Let's look at the target model and the host model side by side to understand this. So the host model uses mux to create an array of serial data and sends it to the C2000 MCU over the COM port. And as mentioned earlier, whenever this data is received on the C2000 MCU SCI buffer, an interrupt is triggered. And the received data is read and demuxed on the hardware side and given as input signal to the corresponding peripheral blocks.
The same way, whenever any data is received on the host side from the MCU, the data is displayed on the host machine. We need to make sure that the data type of the signal we send matches the expected data type on the receiving side. As I mentioned earlier, the peripheral blocks needs an input signal of data type uint16. So let's change the constant values to uint16 data type on the host model.
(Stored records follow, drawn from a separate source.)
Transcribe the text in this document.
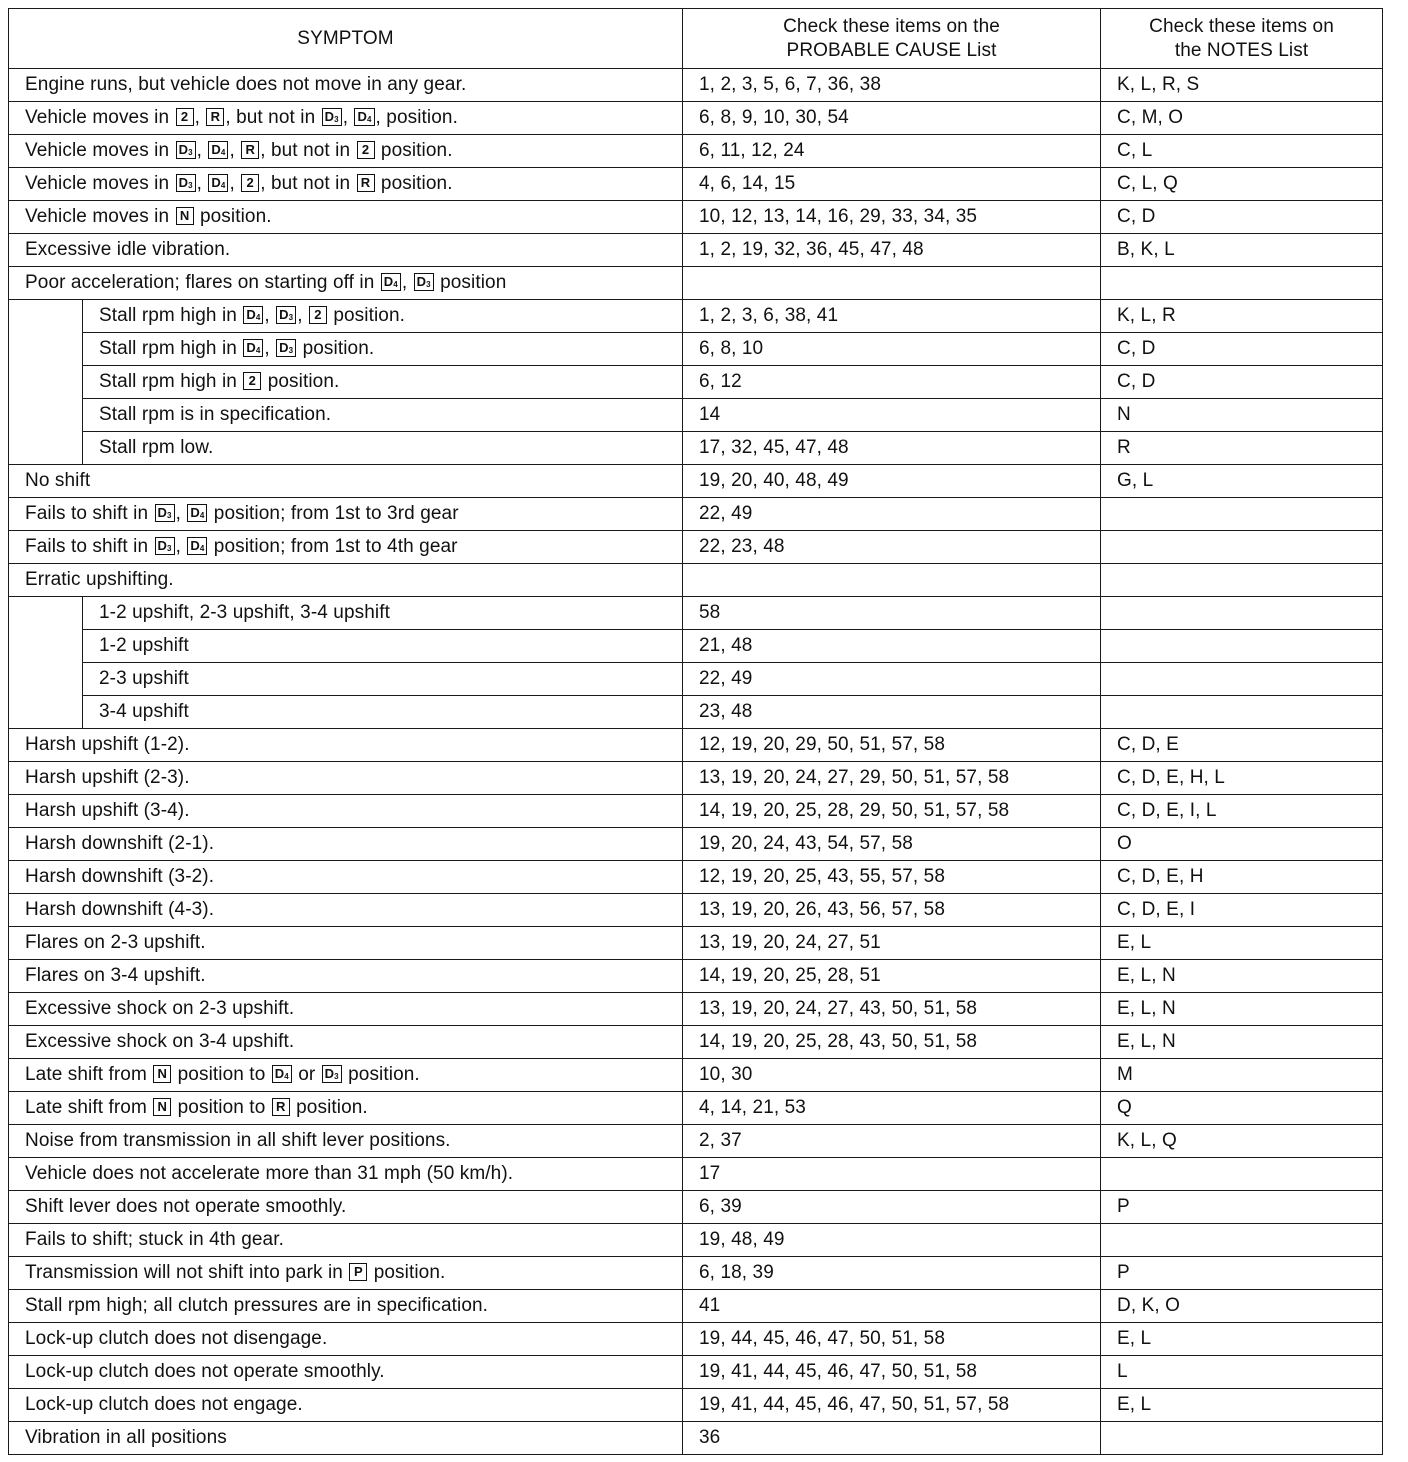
SYMPTOM		Check these items on the
PROBABLE CAUSE List	Check these items on
the NOTES List
Engine runs, but vehicle does not move in any gear.		1, 2, 3, 5, 6, 7, 36, 38	K, L, R, S
Vehicle moves in 2 , R , but not in $D_3$ , $D_4$ , position.		6, 8, 9, 10, 30, 54	C, M, O
Vehicle moves in $D_3$ , $D_4$ , R , but not in 2 position.		6, 11, 12, 24	C, L
Vehicle moves in $D_3$ , $D_4$ , 2 , but not in R position.		4, 6, 14, 15	C, L, Q
Vehicle moves in N position.		10, 12, 13, 14, 16, 29, 33, 34, 35	C, D
Excessive idle vibration.		1, 2, 19, 32, 36, 45, 47, 48	B, K, L
Poor acceleration; flares on starting off in $D_4$ , $D_3$ position			
	Stall rpm high in $D_4$ , $D_3$ , 2 position.	1, 2, 3, 6, 38, 41	K, L, R
	Stall rpm high in $D_4$ , $D_3$ position.	6, 8, 10	C, D
	Stall rpm high in 2 position.	6, 12	C, D
	Stall rpm is in specification.	14	N
	Stall rpm low.	17, 32, 45, 47, 48	R
No shift		19, 20, 40, 48, 49	G, L
Fails to shift in $D_3$ , $D_4$ position; from 1st to 3rd gear		22, 49	
Fails to shift in $D_3$ , $D_4$ position; from 1st to 4th gear		22, 23, 48	
Erratic upshifting.			
	1-2 upshift, 2-3 upshift, 3-4 upshift	58	
	1-2 upshift	21, 48	
	2-3 upshift	22, 49	
	3-4 upshift	23, 48	
Harsh upshift (1-2).		12, 19, 20, 29, 50, 51, 57, 58	C, D, E
Harsh upshift (2-3).		13, 19, 20, 24, 27, 29, 50, 51, 57, 58	C, D, E, H, L
Harsh upshift (3-4).		14, 19, 20, 25, 28, 29, 50, 51, 57, 58	C, D, E, I, L
Harsh downshift (2-1).		19, 20, 24, 43, 54, 57, 58	O
Harsh downshift (3-2).		12, 19, 20, 25, 43, 55, 57, 58	C, D, E, H
Harsh downshift (4-3).		13, 19, 20, 26, 43, 56, 57, 58	C, D, E, I
Flares on 2-3 upshift.		13, 19, 20, 24, 27, 51	E, L
Flares on 3-4 upshift.		14, 19, 20, 25, 28, 51	E, L, N
Excessive shock on 2-3 upshift.		13, 19, 20, 24, 27, 43, 50, 51, 58	E, L, N
Excessive shock on 3-4 upshift.		14, 19, 20, 25, 28, 43, 50, 51, 58	E, L, N
Late shift from N position to $D_4$ or $D_3$ position.		10, 30	M
Late shift from N position to R position.		4, 14, 21, 53	Q
Noise from transmission in all shift lever positions.		2, 37	K, L, Q
Vehicle does not accelerate more than 31 mph (50 km/h).		17	
Shift lever does not operate smoothly.		6, 39	P
Fails to shift; stuck in 4th gear.		19, 48, 49	
Transmission will not shift into park in P position.		6, 18, 39	P
Stall rpm high; all clutch pressures are in specification.		41	D, K, O
Lock-up clutch does not disengage.		19, 44, 45, 46, 47, 50, 51, 58	E, L
Lock-up clutch does not operate smoothly.		19, 41, 44, 45, 46, 47, 50, 51, 58	L
Lock-up clutch does not engage.		19, 41, 44, 45, 46, 47, 50, 51, 57, 58	E, L
Vibration in all positions		36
Now if you run the host model, you can see that you are able to see the LED status change when you change the constant value on the host model. When you change it to 1, the LED goes off. And when you change it back to 0, the LED turns on.
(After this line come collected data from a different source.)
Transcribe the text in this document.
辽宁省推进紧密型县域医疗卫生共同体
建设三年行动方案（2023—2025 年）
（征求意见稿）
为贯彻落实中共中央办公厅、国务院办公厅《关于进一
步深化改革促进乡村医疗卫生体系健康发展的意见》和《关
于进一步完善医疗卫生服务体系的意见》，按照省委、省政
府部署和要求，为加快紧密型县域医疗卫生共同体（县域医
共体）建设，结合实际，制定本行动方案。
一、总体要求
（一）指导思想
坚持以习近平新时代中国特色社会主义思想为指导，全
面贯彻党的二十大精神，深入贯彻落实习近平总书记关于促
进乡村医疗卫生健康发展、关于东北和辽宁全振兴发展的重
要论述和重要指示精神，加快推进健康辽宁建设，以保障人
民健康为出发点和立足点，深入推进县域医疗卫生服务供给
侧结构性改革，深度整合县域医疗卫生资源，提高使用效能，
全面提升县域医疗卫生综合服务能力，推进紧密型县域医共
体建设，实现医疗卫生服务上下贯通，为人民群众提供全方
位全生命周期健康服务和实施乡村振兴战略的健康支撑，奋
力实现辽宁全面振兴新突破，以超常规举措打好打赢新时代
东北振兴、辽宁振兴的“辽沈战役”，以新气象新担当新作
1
Similarly, you can see that when the fourth constant value is changed, the ePWM signal is generated at 25% and 50% duty cycle. Now you can add the logic which we used earlier to generate DAC voltage and read ADC voltage in the host module itself. And then run the model to verify and see how that works.
You could also add Simulink dashboard blocks and connect it to the constant block and model change detection logic to send data to the hardware only when there is a change detected, instead of sending it continuously, to improve the execution speed and visualizations.
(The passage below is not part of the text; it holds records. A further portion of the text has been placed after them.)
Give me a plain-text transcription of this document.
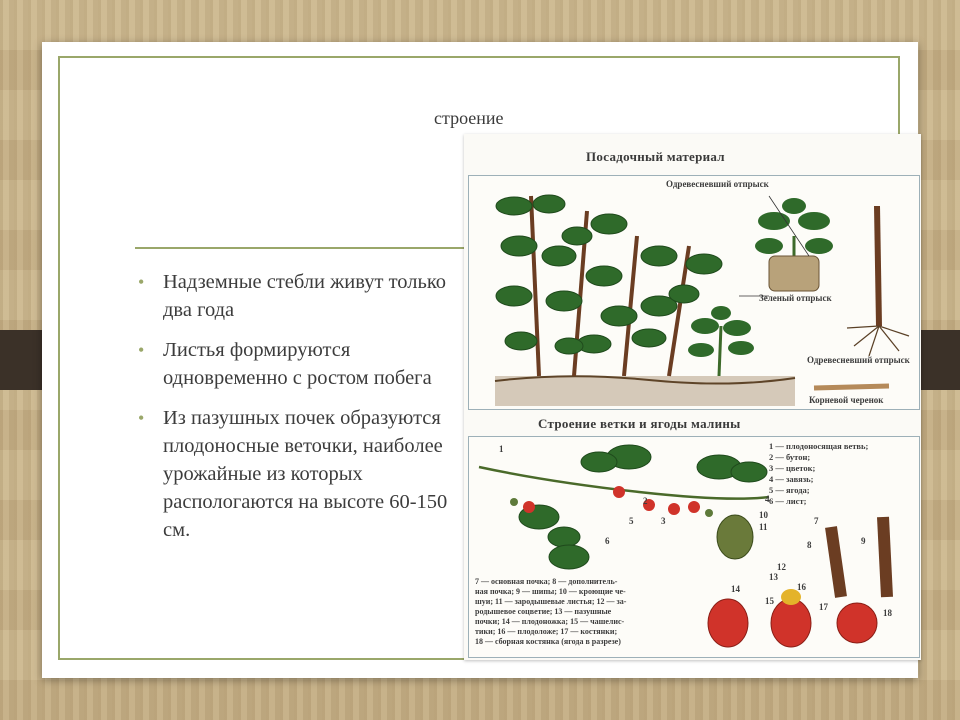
строение
• Надземные стебли живут только два года
• Листья формируются одновременно с ростом побега
• Из пазушных почек образуются плодоносные веточки, наиболее урожайные из которых распологаются на высоте 60-150 см.
Посадочный материал
Одревесневший отпрыск
Зеленый отпрыск
Одревесневший отпрыск
Корневой черенок
Строение ветки и ягоды малины
1 — плодоносящая ветвь;
2 — бутон;
3 — цветок;
4 — завязь;
5 — ягода;
6 — лист;
7 — основная почка; 8 — дополнитель-
ная почка; 9 — шипы; 10 — кроющие че-
шуи; 11 — зародышевые листья; 12 — за-
родышевое соцветие; 13 — пазушные
почки; 14 — плодоножка; 15 — чашелис-
тики; 16 — плодоложе; 17 — костянки;
18 — сборная костянка (ягода в разрезе)
1
2
3
4
5
6
7
8	9
10
11
12
13
14
15
16
17
18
In this demo model that I have created, I am using a knob to set the DAC voltage from 0 to 3 volts. And the same is displayed on the gauge, which measures the DAC voltage using the ADC. So as I vary the voltage using the knob, you can see that the ADC is also measuring the same voltage. And it matches with the voltage measured by the multimeter.
Then I can use the slider to vary the duty cycle of the PWM signal that is generated. You can see it as a variable duty cycle on the slider. The duty cycle of the PWM signal changes, which you can witness on the scope.
You can check the rates at which the model is running using the colors option. And then fix your model to run at a single fast rate if possible, to have smooth and faster data exchange between the hardware and the host model. Now when you run the model, you will notice that the data transfer is faster than what it was earlier. You can also use the toggle switch dashboard blocks to switch on and switch off the onboard LEDs of the LaunchPad for better visualization.
With that, we come to the end of this video, where you learned how to use GPIO, ADC, DAC, ePWM, and serial communication with hardware interrupt. As something to experiment beyond this, I would suggest you to try sending multiple data from hardware to host using mux on the hardware side and demux on the host side, as I have shown here.